Uno sforzo di produzione notevole il cui risultato è stato apprezzato al Torino Film Festival. Proiettato nel corso dell’edizione del 2017, ha infatti raccolto un discreto favore dalla critica. Ha inoltre fruttato a Paola Randi il premio Ettore Scola per il miglior regista, e a Valerio Mastandrea il premio Gabriele Ferzetti come miglior attore protagonista. Per la regista “Un film che si pone delle domande, che si chiede come riorganizzare la propria vita dopo un grande dolore”

Mastandrea, al suo secondo progetto con la Randi

I due, che avevano già avuto modo di collaborare nel 2002 con la delicata anche se fuori dal comune storia d’amore raccontata in “Giulietta della spazzatura”, tornano oggi con un nuovo racconto in cui a essere protagonista è sempre l’amore.
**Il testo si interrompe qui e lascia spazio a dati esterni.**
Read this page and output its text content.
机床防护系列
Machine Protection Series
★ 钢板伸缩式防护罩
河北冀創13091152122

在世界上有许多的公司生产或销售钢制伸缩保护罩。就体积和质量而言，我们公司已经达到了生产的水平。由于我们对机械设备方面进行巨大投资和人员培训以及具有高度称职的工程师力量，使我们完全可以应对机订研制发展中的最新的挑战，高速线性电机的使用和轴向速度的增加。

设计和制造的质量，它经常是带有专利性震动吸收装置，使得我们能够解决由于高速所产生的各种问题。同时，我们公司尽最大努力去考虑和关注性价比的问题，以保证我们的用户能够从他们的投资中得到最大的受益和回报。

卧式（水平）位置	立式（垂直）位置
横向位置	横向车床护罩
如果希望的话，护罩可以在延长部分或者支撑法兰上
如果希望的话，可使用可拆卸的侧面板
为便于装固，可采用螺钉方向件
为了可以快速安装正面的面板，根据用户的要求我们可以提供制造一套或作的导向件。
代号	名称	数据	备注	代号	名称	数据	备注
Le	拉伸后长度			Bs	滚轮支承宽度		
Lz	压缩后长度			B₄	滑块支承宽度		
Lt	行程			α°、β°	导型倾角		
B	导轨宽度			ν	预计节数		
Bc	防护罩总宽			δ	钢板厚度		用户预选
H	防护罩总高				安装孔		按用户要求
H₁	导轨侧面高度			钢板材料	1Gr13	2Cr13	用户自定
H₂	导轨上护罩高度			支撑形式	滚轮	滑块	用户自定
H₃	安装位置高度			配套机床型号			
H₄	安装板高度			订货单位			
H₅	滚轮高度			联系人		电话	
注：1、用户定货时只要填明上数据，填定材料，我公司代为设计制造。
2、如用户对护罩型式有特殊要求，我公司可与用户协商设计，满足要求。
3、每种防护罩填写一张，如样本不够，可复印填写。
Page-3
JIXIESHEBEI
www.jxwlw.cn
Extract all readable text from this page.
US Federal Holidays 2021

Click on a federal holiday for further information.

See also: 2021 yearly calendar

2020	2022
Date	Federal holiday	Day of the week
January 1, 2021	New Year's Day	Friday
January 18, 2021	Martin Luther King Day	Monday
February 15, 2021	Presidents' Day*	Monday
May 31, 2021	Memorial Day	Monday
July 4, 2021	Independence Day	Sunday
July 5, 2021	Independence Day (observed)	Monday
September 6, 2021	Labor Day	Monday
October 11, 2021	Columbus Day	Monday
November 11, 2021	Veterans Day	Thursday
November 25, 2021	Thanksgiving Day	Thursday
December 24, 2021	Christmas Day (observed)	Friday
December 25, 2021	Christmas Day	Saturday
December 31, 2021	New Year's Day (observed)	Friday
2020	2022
Questa volta, però, il tema è l’amore perduto.

Mastandrea presta la sua persona a uno scienziato impegnato in ricerche segrete per conto del governo statunitense, ma che bloccato dalla perdita della moglie passa le proprie giornate dedicandosi solamente all’ascolto dei suoni dello spazio. Suoni in cui spera di poter ritrovare la voce della compagna persa prematuramente. Mentre lui è impegnato giorno dopo giorno in questa incessante e impossibile ricerca, l’unico elemento di contatto con il mondo esterno è Stella (Clemence Poesy). A lei il ruolo di una wedding planner un po’ particolare, organizzatrice di improbabili tour per sposini con la fissa degli UFO.

L’eremitico scienziato verrà però suo malgrado richiamato a dover affrontare la realtà quando la morte di suo fratello gli porterà in eredità ciò che lui di più caro aveva da lasciare. Irromperanno infatti nella sua vita due bambini che, rimasti orfani, dovranno andare al dilà dell’oceano e raggiungere lo zio – convinti essere nella scintillante Los Angeles – e trasferirsi con lui.

La perdita quindi come protagonista

Un film che come dicevamo affronta il tema della perdita, nel quale Mastandrea ci racconta di un personaggio che – usando le sue parole – “mantiene vivo il ricordo di una persona che non c’è più, in maniera acritica, impedendosi non solo di elaborare la perdita, ma anche una nuova vita. Dorme e viene svegliato da due mosche, i nipoti, che prova anche a schiacciare, se mi perdonate la metafora, invece capisce che anche le mosche sono importanti”.

E infatti sarà proprio l’arrivo dei due nipotini partenopei a costringerlo ad uscire dal suo guscio. Anita (Chiara Stella Riccio) e Tito (Luca Esposito) lo costringeranno ad affrontare il suo lutto e ad uscire dal suo torpore. Anita, con i suoi 17 anni e il sogno di fare festa in piscina con Lady Gaga, e l’affetto del piccolo Tito porteranno infatti al protagonista l’energia necessaria ad affrontare la sua perdita, reimparando a guardare al futuro.

Interessante anche la scelta linguistica, il Napoletano

La regista ha infatti voluto che i protagonisti parlassero napoletano. “Io amo molto Napoli e infatti avevo girato lì anche il mio primo film. Napoli ha un rapporto con la magia e con l’aldilà molto speciale e quotidiano, quindi era fondamentale per riuscire a raccontare questa storia”. E attraverso questa scelta la regista ha anche voluto celebrare il lavoro di Fausto Mesolella, musicista partenopeo che ne ha curato le musiche, ma purtroppo scomparso durante la lavorazione del film.

Un film quindi che affronta un tema non certamente leggero come il lutto e la sua elaborazione, e lo fa con delicatezza, regalando anche dei momenti divertenti, senza però lasciarsi troppo andare verso la commedia.